4. Nach Art 10 Brüssel IIa VO bleiben die Gerichte des Mitgliedstaats, in dem das Kind unmittelbar vor dem widerrechtlichen Verbringen oder Zurückhalten einen gewöhnlichen Aufenthalt hatte, für alle nach der Entführung neu eingeleiteten Verfahren im Zusammenhang mit der elterlichen Verantwortung (Obsorge , Besuchsrechtsstreitigkeiten) zuständig, bis einer der in Art 10 lit a) oder b) sublit i) bis iv) genannten Fälle eintritt. Liegt ein Fall von Kindesentführung vor, besteht für die Gerichte im Verbringungsmitgliedstaat die (internationale) Zuständigkeit lediglich für das Rückführungsverfahren nach Art 11 Brüssel IIa VO (einschließlich von im Zuge dessen schlagend gewordener Besuchsrechtsregelungen) und für einstweilige Maßnahmen und Schutzmaßnahmen gemäß Art 20 Brüssel IIa VO, soweit sie aufgrund der bloßen Anwesenheit des Kindes notwendig werden; nicht jedoch zur Umgehung einer Rückführung durch Zuerkennung der einstweiligen Obsorge an den entführenden Elternteil ( Kaller Pröll aaO Rz 9, 11 und 12; vgl auch Rauscher in Rauscher , Europäisches Zivilprozess und Kollisionsrecht, Art 20 Brüssel IIa VO Rz 16). Die Anerkennung einer dringlichen Lage im Sinne des Art 20 Brüssel IIa VO liefe in einem solchen Fall dem mit der Verordnung verfolgten Ziel zuwider, darauf hinzuwirken, dass von einem rechtswidrigen Verbringen oder Zurückhalten von Kindern zwischen Mitgliedstaaten Abstand genommen wird. Art 20 Brüssel IIa VO kann nicht dahin ausgelegt werden, dass er dem Elternteil, der das Kind rechtswidrig verbracht hat oder der es rechtswidrig zurückhält, als Mittel dafür diente, die durch sein rechtswidriges Handeln geschaffene tatsächliche Situation länger andauern zu lassen oder die Folgen dieses Handelns zu legitimieren (EuGH C 403/09 Rn 47 und 57).

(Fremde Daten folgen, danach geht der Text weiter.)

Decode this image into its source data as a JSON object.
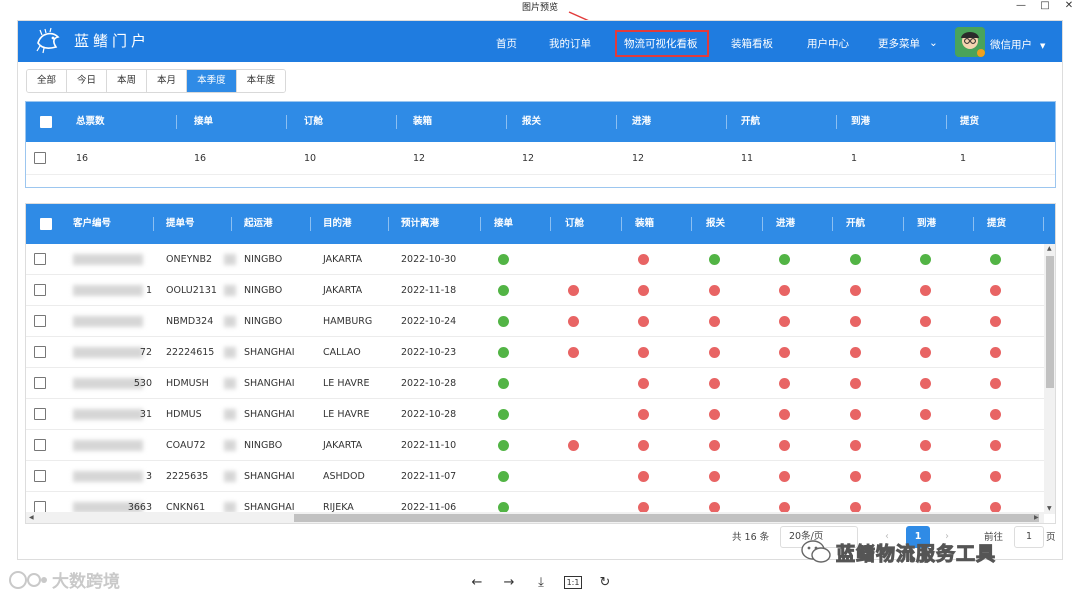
{
  "viewer": {
    "title": "图片预览",
    "window_controls": [
      "—",
      "□",
      "✕"
    ],
    "tools": [
      "←",
      "→",
      "⤓",
      "1:1",
      "↻"
    ]
  },
  "app": {
    "brand": "蓝鳍门户",
    "nav": [
      "首页",
      "我的订单",
      "物流可视化看板",
      "装箱看板",
      "用户中心",
      "更多菜单"
    ],
    "more_caret": "⌄",
    "user_name": "微信用户",
    "user_caret": "▼",
    "accent": "#1f7ce0",
    "highlight": "#e23b3b"
  },
  "filters": {
    "items": [
      "全部",
      "今日",
      "本周",
      "本月",
      "本季度",
      "本年度"
    ],
    "active": "本季度"
  },
  "summary": {
    "headers": [
      "总票数",
      "接单",
      "订舱",
      "装箱",
      "报关",
      "进港",
      "开航",
      "到港",
      "提货"
    ],
    "values": [
      "16",
      "16",
      "10",
      "12",
      "12",
      "12",
      "11",
      "1",
      "1"
    ]
  },
  "orders": {
    "headers": [
      "客户编号",
      "提单号",
      "起运港",
      "目的港",
      "预计离港",
      "接单",
      "订舱",
      "装箱",
      "报关",
      "进港",
      "开航",
      "到港",
      "提货"
    ],
    "status_colors": {
      "g": "#52b445",
      "r": "#e86464"
    },
    "rows": [
      {
        "cust": "",
        "bl": "ONEYNB2",
        "pol": "NINGBO",
        "pod": "JAKARTA",
        "etd": "2022-10-30",
        "st": [
          "g",
          "",
          "r",
          "g",
          "g",
          "g",
          "g",
          "g"
        ]
      },
      {
        "cust": "1",
        "bl": "OOLU2131",
        "pol": "NINGBO",
        "pod": "JAKARTA",
        "etd": "2022-11-18",
        "st": [
          "g",
          "r",
          "r",
          "r",
          "r",
          "r",
          "r",
          "r"
        ]
      },
      {
        "cust": "",
        "bl": "NBMD324",
        "pol": "NINGBO",
        "pod": "HAMBURG",
        "etd": "2022-10-24",
        "st": [
          "g",
          "r",
          "r",
          "r",
          "r",
          "r",
          "r",
          "r"
        ]
      },
      {
        "cust": "72",
        "bl": "22224615",
        "pol": "SHANGHAI",
        "pod": "CALLAO",
        "etd": "2022-10-23",
        "st": [
          "g",
          "r",
          "r",
          "r",
          "r",
          "r",
          "r",
          "r"
        ]
      },
      {
        "cust": "530",
        "bl": "HDMUSH",
        "pol": "SHANGHAI",
        "pod": "LE HAVRE",
        "etd": "2022-10-28",
        "st": [
          "g",
          "",
          "r",
          "r",
          "r",
          "r",
          "r",
          "r"
        ]
      },
      {
        "cust": "31",
        "bl": "HDMUS",
        "pol": "SHANGHAI",
        "pod": "LE HAVRE",
        "etd": "2022-10-28",
        "st": [
          "g",
          "",
          "r",
          "r",
          "r",
          "r",
          "r",
          "r"
        ]
      },
      {
        "cust": "",
        "bl": "COAU72",
        "pol": "NINGBO",
        "pod": "JAKARTA",
        "etd": "2022-11-10",
        "st": [
          "g",
          "r",
          "r",
          "r",
          "r",
          "r",
          "r",
          "r"
        ]
      },
      {
        "cust": "3",
        "bl": "2225635",
        "pol": "SHANGHAI",
        "pod": "ASHDOD",
        "etd": "2022-11-07",
        "st": [
          "g",
          "",
          "r",
          "r",
          "r",
          "r",
          "r",
          "r"
        ]
      },
      {
        "cust": "3663",
        "bl": "CNKN61",
        "pol": "SHANGHAI",
        "pod": "RIJEKA",
        "etd": "2022-11-06",
        "st": [
          "g",
          "",
          "r",
          "r",
          "r",
          "r",
          "r",
          "r"
        ]
      }
    ]
  },
  "pager": {
    "total": "共 16 条",
    "page_size": "20条/页",
    "prev": "‹",
    "current": "1",
    "next": "›",
    "goto_label": "前往",
    "goto_value": "1",
    "unit": "页"
  },
  "watermarks": {
    "left": "大数跨境",
    "right": "蓝鳍物流服务工具"
  }
}
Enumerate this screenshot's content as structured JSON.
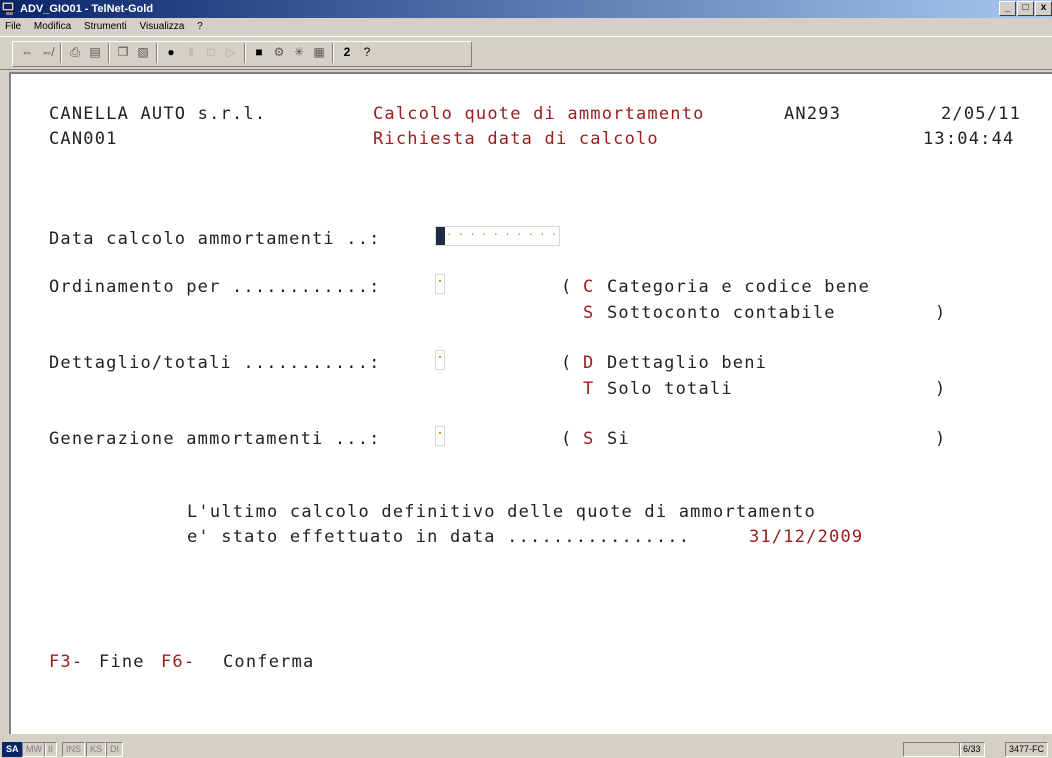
{
  "window": {
    "title": "ADV_GIO01 - TelNet-Gold",
    "buttons": [
      "_",
      "□",
      "x"
    ]
  },
  "menu": [
    "File",
    "Modifica",
    "Strumenti",
    "Visualizza",
    "?"
  ],
  "toolbar_icons": [
    "connect-icon",
    "disconnect-icon",
    "print-icon",
    "properties-icon",
    "copy-icon",
    "paste-icon",
    "record-icon",
    "pause-icon",
    "stop-icon",
    "play-icon",
    "screen-icon",
    "config-icon",
    "keyboard-icon",
    "grid-icon",
    "font-size-icon",
    "help-icon"
  ],
  "header": {
    "company": "CANELLA AUTO s.r.l.",
    "program_title": "Calcolo quote di ammortamento",
    "program_code": "AN293",
    "date": "2/05/11",
    "user": "CAN001",
    "subtitle": "Richiesta data di calcolo",
    "time": "13:04:44"
  },
  "fields": {
    "data_calcolo_label": "Data calcolo ammortamenti ..:",
    "ordinamento_label": "Ordinamento per ............:",
    "dettaglio_label": "Dettaglio/totali ...........:",
    "generazione_label": "Generazione ammortamenti ...:"
  },
  "options": {
    "ord_open": "(",
    "ord_c_key": "C",
    "ord_c_text": "Categoria e codice bene",
    "ord_s_key": "S",
    "ord_s_text": "Sottoconto contabile",
    "ord_close": ")",
    "det_open": "(",
    "det_d_key": "D",
    "det_d_text": "Dettaglio beni",
    "det_t_key": "T",
    "det_t_text": "Solo totali",
    "det_close": ")",
    "gen_open": "(",
    "gen_s_key": "S",
    "gen_s_text": "Si",
    "gen_close": ")"
  },
  "message": {
    "line1": "L'ultimo calcolo definitivo delle quote di ammortamento",
    "line2": "e' stato effettuato in data ................",
    "date": "31/12/2009"
  },
  "fkeys": {
    "f3_key": "F3-",
    "f3_label": "Fine",
    "f6_key": "F6-",
    "f6_label": "Conferma"
  },
  "statusbar": {
    "items": [
      "SA",
      "MW",
      "II",
      "INS",
      "KS",
      "DI"
    ],
    "position": "6/33",
    "code": "3477-FC"
  }
}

5. Die Revisionsrekurswerberin hat die Minderjährigen entgegen der Vereinbarung mit dem (mit )obsorgeberechtigten Vater nach Ausübung des erweiterten Ferienbesuchsrechts nicht nach Spanien, wo sie gemäß der im Zuge der Scheidung getroffenen Aufenthaltsregelung mit dem Vater seit dem Jahr 2006 leben, zurückgebracht. Ein rechtswidriges Zurückbehalten der Minderjährigen im Sinne der Art 3 HKÜ und Art 10 Brüssel IIa VO liegt entgegen ihrer Rechtsauffassung auch vor, wenn sie, wie sie geltend macht, den hier zu beurteilenden Antrag wenige Tage vor Ablauf der vereinbarten Besuchszeit beim Erstgericht einbrachte. Es liegt damit keine vom Obersten Gerichtshof aufzugreifende Fehlbeurteilung vor, wenn das Rekursgericht ausgehend von dieser Sachlage die nach Art 20 Abs 1 Brüssel IIa VO für eine einstweilige Maßnahme geforderte Dringlichkeit und damit die internationale Zuständigkeit des angerufenen Gerichts verneinte. Ob die zwischenzeitig angeordnete Rückführung der Minderjährigen nach Spanien eine Gefährdung des Kindeswohls begründen würde, ist hier nicht zu prüfen.

Einer weiteren Begründung bedarf es nicht (§ 71 Abs 3 AußStrG).